Il Fondo monetario internazionale ha confermato di recente che tra i grandi Paesi di Eurolandia soltanto la Germania sta facendo meglio dell’Italia quanto a correzione del deficit e avvicinamento all’obiettivo del pareggio di bilancio nel 2013 o 2014. È questo un merito internazionalmente riconosciuto al ministro Tremonti.

Ma allora perché siamo in crisi? Due sono le cause, oltre alla perdurante crisi internazionale. Una è europea, l’altra è italiana.

La causa europea sta nella grave incertezza decisionale della Ue, nell’idea che basti irrigidire le prescrizioni sui bilanci per sistemare tutto, nei ritardi di esecutività delle decisioni prese. Da mesi è stata decisa per il Fondo salva Stati (Efsf) la possibilità sia di fare prestiti, a rigorose condizioni, fino a 440 miliardi di euro sia di acquistare titoli di Stato (sul mercato primario e secondario) dei Paesi di Eurolandia (Uem) in difficoltà. Ma la modifica di statuto del Fondo è molto lenta, tant’è che hanno ratificato soltanto 7 su 17 Stati. Per la crescita della Uem non c’è nessuna spinta agli investimenti in infrastrutture transeuropee che possono decollare solo se finanziate da qualche forma di eurobond o projectbond. La notizia che la Commissione europea presenterà presto un progetto di eurobond non rassicura perché la stessa è diventata poco più di un ufficio studi, una volta conclusa la notevole presidenza Prodi. Quanto alla Bce non potrà continuare a lungo nel sostenere i titoli di Stato dei Paesi di Eurolandia. Quindi, senza un «governo» forte, fondato sulle cooperazioni rafforzate tra Stati membri, che metta in comune garanzie reali e strumenti finanziari, siamo davvero a rischio. Anche al recente G20 le raccomandazioni alla Uem sono state pressanti specie da parte degli Usa, il cui sistema economico sta peggio di Eurolandia, ma che hanno per ora, Cina permettendo, la moneta dominante.
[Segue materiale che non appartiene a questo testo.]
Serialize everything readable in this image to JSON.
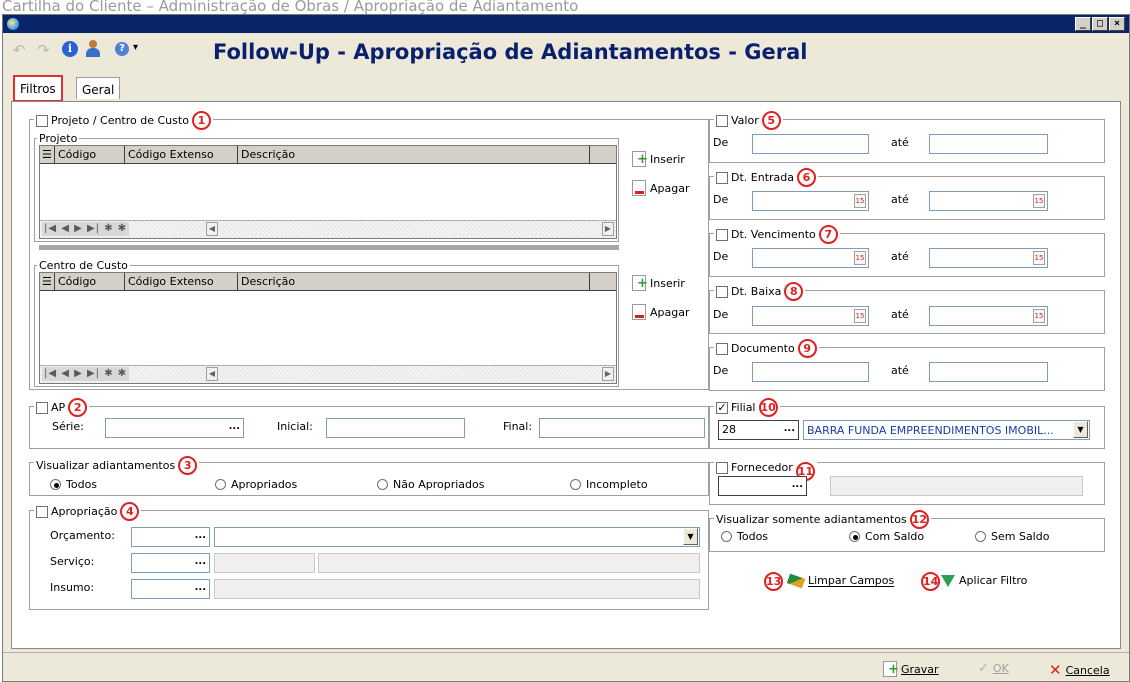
{
  "caption": "Cartilha do Cliente – Administração de Obras / Apropriação de Adiantamento",
  "window": {
    "buttons": [
      "_",
      "□",
      "×"
    ]
  },
  "toolbar": {
    "title": "Follow-Up - Apropriação de Adiantamentos - Geral",
    "help_arrow": "▾"
  },
  "tabs": [
    {
      "label": "Filtros"
    },
    {
      "label": "Geral"
    }
  ],
  "projeto_centro": {
    "label": "Projeto / Centro de Custo",
    "num": "1",
    "projeto": {
      "title": "Projeto",
      "columns": [
        "Código",
        "Código Extenso",
        "Descrição"
      ]
    },
    "centro": {
      "title": "Centro de Custo",
      "columns": [
        "Código",
        "Código Extenso",
        "Descrição"
      ]
    },
    "nav": "|◀ ◀ ▶ ▶| ✱ ✱",
    "inserir": "Inserir",
    "apagar": "Apagar"
  },
  "ap": {
    "label": "AP",
    "num": "2",
    "serie": "Série:",
    "inicial": "Inicial:",
    "final": "Final:",
    "dots": "..."
  },
  "visualizar": {
    "label": "Visualizar adiantamentos",
    "num": "3",
    "options": [
      {
        "label": "Todos",
        "selected": true
      },
      {
        "label": "Apropriados",
        "selected": false
      },
      {
        "label": "Não Apropriados",
        "selected": false
      },
      {
        "label": "Incompleto",
        "selected": false
      }
    ]
  },
  "apropriacao": {
    "label": "Apropriação",
    "num": "4",
    "orcamento": "Orçamento:",
    "servico": "Serviço:",
    "insumo": "Insumo:",
    "dots": "..."
  },
  "valor": {
    "label": "Valor",
    "num": "5",
    "de": "De",
    "ate": "até"
  },
  "dt_entrada": {
    "label": "Dt. Entrada",
    "num": "6",
    "de": "De",
    "ate": "até"
  },
  "dt_vencimento": {
    "label": "Dt. Vencimento",
    "num": "7",
    "de": "De",
    "ate": "até"
  },
  "dt_baixa": {
    "label": "Dt. Baixa",
    "num": "8",
    "de": "De",
    "ate": "até"
  },
  "documento": {
    "label": "Documento",
    "num": "9",
    "de": "De",
    "ate": "até"
  },
  "filial": {
    "label": "Filial",
    "num": "10",
    "checked": "✓",
    "code": "28",
    "dots": "...",
    "name": "BARRA FUNDA EMPREENDIMENTOS IMOBIL..."
  },
  "fornecedor": {
    "label": "Fornecedor",
    "num": "11",
    "dots": "..."
  },
  "somente": {
    "label": "Visualizar somente adiantamentos",
    "num": "12",
    "options": [
      {
        "label": "Todos",
        "selected": false
      },
      {
        "label": "Com Saldo",
        "selected": true
      },
      {
        "label": "Sem Saldo",
        "selected": false
      }
    ]
  },
  "actions": {
    "limpar_num": "13",
    "limpar": "Limpar Campos",
    "aplicar_num": "14",
    "aplicar": "Aplicar Filtro"
  },
  "footer": {
    "gravar": "Gravar",
    "ok": "OK",
    "cancela": "Cancela"
  },
  "cal_text": "15"
}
La causa italiana della crisi sta sia nel crollo di fiducia da parte dei mercati (e non solo) nel presidente del Consiglio e nel governo sia nel nostro debito pubblico e nella bassa crescita. Su questi ultimi due aspetti si è concentrato recentemente anche il Fmi rilevando che il nostro debito sarà sostenibile soltanto se il costo del suo finanziamento rimarrà contenuto e se permarranno le politiche di rientro, peraltro già in atto ed apprezzate, ma che possono essere vanificate dall’aumento degli interessi. Quanto alla crescita è bene ritornare all’importante Dpef (Documento di programmazione economica e finanziaria) varato dal governo nel luglio del 2008 e riferito al quinquennio di legislatura fino al 2013. Nello stesso erano previste 5 azioni strategiche: la perequazione tributaria; il piano industriale per la pubblica amministrazione; la semplificazione; gli interventi per lo sviluppo; il federalismo fiscale. Se fossero state attuate, il nostro Paese avrebbe riavviato quella crescita che richiede tempi lunghi. Ma così non è stato sia per la grave crisi internazionale sia per un governo molto distratto sulle riforme promesse. Compresa quella del federalismo fiscale, che inizialmente ha fatto progressi ma che adesso rallenta con la Lega che sembra ritornare alla demagogia separatista.

In conclusione. Purtroppo gli interessi sul debito pubblico stanno crescendo per una crisi di fiducia verso l’Italia non placata dalla recentissima, marcata, correzione del deficit. È urgente perciò ricostruire la credibilità del nostro Paese verso il quale i cittadini leali sarebbero disposti, malgrado la pressione fiscale si avvii al 44%, a ulteriori sacrifici da non addossare però ai ceti più deboli. Ma soltanto un governo di «responsabilità repubblicana» che sia autorevole potrebbe farli accettare attuando anche interventi, necessariamente selettivi e quindi non graditi a tutti, per lo sviluppo.